Google Compute Engine autoscale based on 'used' memory

Question

I'm looking to scale my Compute Engine instances based on memory which is an agent metric in Stackdriver. The caveat is that out of the 5 states that the agent can monitor(buffered, cached, free, slab, used) see the link here, I only want to look at 'used' memory and if that value is above certain %age threshold across the group(or per-instance would also work for me), I want to autoscale.

I've already installed the Stackdriver Monitoring agent in all the nodes across the Managed Instance Group and I am successfully able to visualize 'used' memory in my monitoring dashboard as I'm well acquainted with it.

Unfortunately, I can't do it for autoscaling. This is what I see when I go to configure it in the autoscaling section of MIG.

In my belief, adding filter expressions should work as expected, since this expression works correctly in the Stackdriver console using the Monitoring dashboard. Also, it's mentioned here that the syntax is compatible with Cloud Monitoring filter syntax that is given here.

I've tried different combinations for the syntax in the filter expression field but none of them has worked. Please help.

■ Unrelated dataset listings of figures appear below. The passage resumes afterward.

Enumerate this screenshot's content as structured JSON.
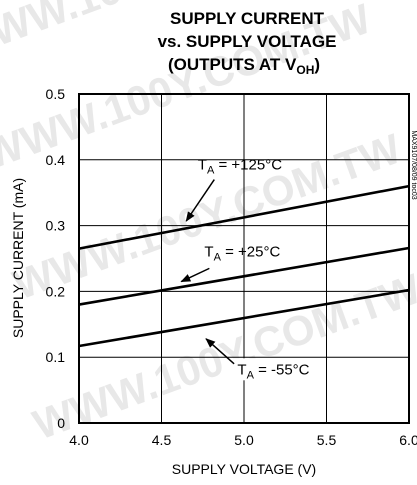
{
  "chart_data": {
    "type": "line",
    "title_lines": [
      "SUPPLY CURRENT",
      "vs. SUPPLY VOLTAGE"
    ],
    "title_third_prefix": "(OUTPUTS AT V",
    "title_third_sub": "OH",
    "title_third_suffix": ")",
    "xlabel": "SUPPLY VOLTAGE (V)",
    "ylabel": "SUPPLY CURRENT (mA)",
    "xlim": [
      4.0,
      6.0
    ],
    "ylim": [
      0,
      0.5
    ],
    "x_ticks": [
      {
        "value": 4.0,
        "label": "4.0"
      },
      {
        "value": 4.5,
        "label": "4.5"
      },
      {
        "value": 5.0,
        "label": "5.0"
      },
      {
        "value": 5.5,
        "label": "5.5"
      },
      {
        "value": 6.0,
        "label": "6.0"
      }
    ],
    "y_ticks": [
      {
        "value": 0,
        "label": "0"
      },
      {
        "value": 0.1,
        "label": "0.1"
      },
      {
        "value": 0.2,
        "label": "0.2"
      },
      {
        "value": 0.3,
        "label": "0.3"
      },
      {
        "value": 0.4,
        "label": "0.4"
      },
      {
        "value": 0.5,
        "label": "0.5"
      }
    ],
    "grid": true,
    "series": [
      {
        "name": "T_A = +125°C",
        "x": [
          4.0,
          6.0
        ],
        "y": [
          0.265,
          0.36
        ]
      },
      {
        "name": "T_A = +25°C",
        "x": [
          4.0,
          6.0
        ],
        "y": [
          0.18,
          0.266
        ]
      },
      {
        "name": "T_A = -55°C",
        "x": [
          4.0,
          6.0
        ],
        "y": [
          0.117,
          0.202
        ]
      }
    ],
    "annotations": [
      {
        "main": "T",
        "sub": "A",
        "rest": " = +125°C",
        "text_at": [
          4.72,
          0.385
        ],
        "arrow_from": [
          4.82,
          0.37
        ],
        "arrow_to": [
          4.65,
          0.307
        ]
      },
      {
        "main": "T",
        "sub": "A",
        "rest": " = +25°C",
        "text_at": [
          4.76,
          0.253
        ],
        "arrow_from": [
          4.79,
          0.235
        ],
        "arrow_to": [
          4.62,
          0.215
        ]
      },
      {
        "main": "T",
        "sub": "A",
        "rest": " = -55°C",
        "text_at": [
          4.96,
          0.074
        ],
        "arrow_from": [
          4.94,
          0.09
        ],
        "arrow_to": [
          4.77,
          0.128
        ]
      }
    ],
    "side_code": "MAX9107/08/09 toc03",
    "watermark_lines": [
      "WWW.100Y.COM.TW",
      "WWW.100Y.COM.TW",
      "WWW.100Y.COM.TW",
      "WWW.100Y.COM.TW"
    ]
  }
}
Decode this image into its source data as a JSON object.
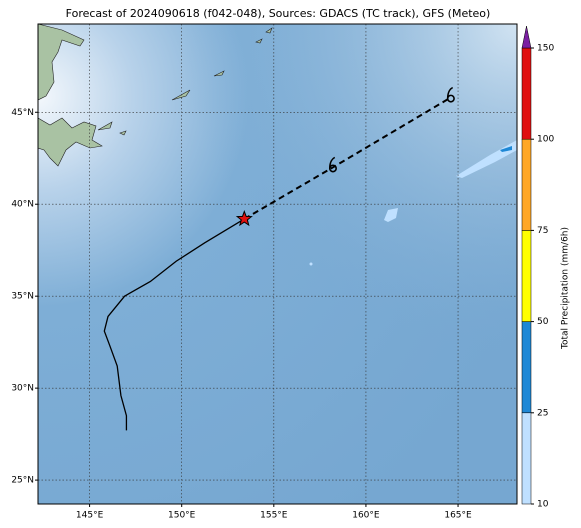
{
  "chart_data": {
    "type": "map",
    "title": "Forecast of 2024090618 (f042-048), Sources: GDACS (TC track), GFS (Meteo)",
    "xlim": [
      142.2,
      168.2
    ],
    "ylim": [
      23.7,
      49.8
    ],
    "xticks": [
      {
        "value": 145,
        "label": "145°E"
      },
      {
        "value": 150,
        "label": "150°E"
      },
      {
        "value": 155,
        "label": "155°E"
      },
      {
        "value": 160,
        "label": "160°E"
      },
      {
        "value": 165,
        "label": "165°E"
      }
    ],
    "yticks": [
      {
        "value": 25,
        "label": "25°N"
      },
      {
        "value": 30,
        "label": "30°N"
      },
      {
        "value": 35,
        "label": "35°N"
      },
      {
        "value": 40,
        "label": "40°N"
      },
      {
        "value": 45,
        "label": "45°N"
      }
    ],
    "grid": true,
    "tracks": [
      {
        "style": "solid",
        "color": "#000000",
        "x": [
          147.0,
          147.0,
          146.7,
          146.5,
          146.1,
          145.8,
          146.0,
          146.9,
          148.3,
          149.7,
          151.25,
          153.4
        ],
        "y": [
          27.7,
          28.5,
          29.6,
          31.2,
          32.3,
          33.1,
          33.9,
          35.0,
          35.8,
          36.9,
          37.9,
          39.2
        ]
      },
      {
        "style": "dashed",
        "color": "#000000",
        "x": [
          153.4,
          158.2,
          164.6
        ],
        "y": [
          39.2,
          42.0,
          45.8
        ]
      }
    ],
    "colorbar": {
      "label": "Total Precipitation (mm/6h)",
      "ticks": [
        10,
        25,
        50,
        75,
        100,
        150
      ],
      "colors": [
        "#bfe0ff",
        "#1e88d6",
        "#ffff00",
        "#ffa726",
        "#e01010"
      ],
      "extend_color": "#7b1fa2"
    }
  }
}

Your metric identifier is already indicate percent memory used, wouldn't it be redundant by putting the same thing in additional filter? — Wilfred L.
@WilfredL., Stackdriver can monitor 5 stages of memory(buffered, cached, free, slab and used). See link here: cloud.google.com/monitoring/api/metrics_agent#agent-memory. I only want to autoscale based on what's being 'used'. — Pranay Nanda
I tried to replicate and got the same issue, but in the document for autoscaling it never mention it can be fine tune in such a way. You might need to open a public issue tracer [1] with Google so they can better work with this. [1] issuetracker.google.com — Wilfred L.
Okay, in that case I don't really understand what the filter expression is for. — Pranay Nanda
The only syntax I've been able to use that passes the UI validation is metric.label.state="used". However when I do this, I get an error afterwards saying "Regional managed instance groups do not support autoscaling using per-group metrics.". So if you're not using a regional instance-group, it may just work for you're use-case. — Matthew

rqueue rqueue · Accepted Answer · 2021-01-30T06:22:27

I was attempting the exact same configuration in attempts to scale based on memory usage. After testing various unsuccessful entries I reached out to Google support. Based on your question I can't tell what kind of instance group you have. It matters because of the following.

TLDR

Based on input from Google support, only zonal instance groups allow the filter expression entry.

Zonal Instance Group

Only zonal instance groups will allow the metric setting. The setting you are attempting to enter is correct with metric.state=used for a zonal instance group. However, that field must be left blank for regional instance group.

Regional Instance Group

As noted above, applying the filter for a regional instance group is not supported. As noted in their documentation they mention that you leave that field blank.

In the Additional filter expression section:

For a zonal MIG, optionally enter a filter to use individual values from metrics with multiple streams or labels. For more information, see Filtering per-instance metrics.

For a regional MIG, leave this section blank.

If you add an entry you'll receive the message "Regional managed instance groups do not support autoscaling using per-group metrics." when attempting to save your changes.

On the other hand if you leave the field empty it will save. However, I found that leaving the field empty and setting almost any number in the Target Utilization field always caused my group to scale to the maximum number.

Summary

Google informed me that they do have a feature request for this. I communicated that it didn't make sense to even have the option to select percent_used if it's not supported. The response was that we should see the documentation updated in the future to clarify that point.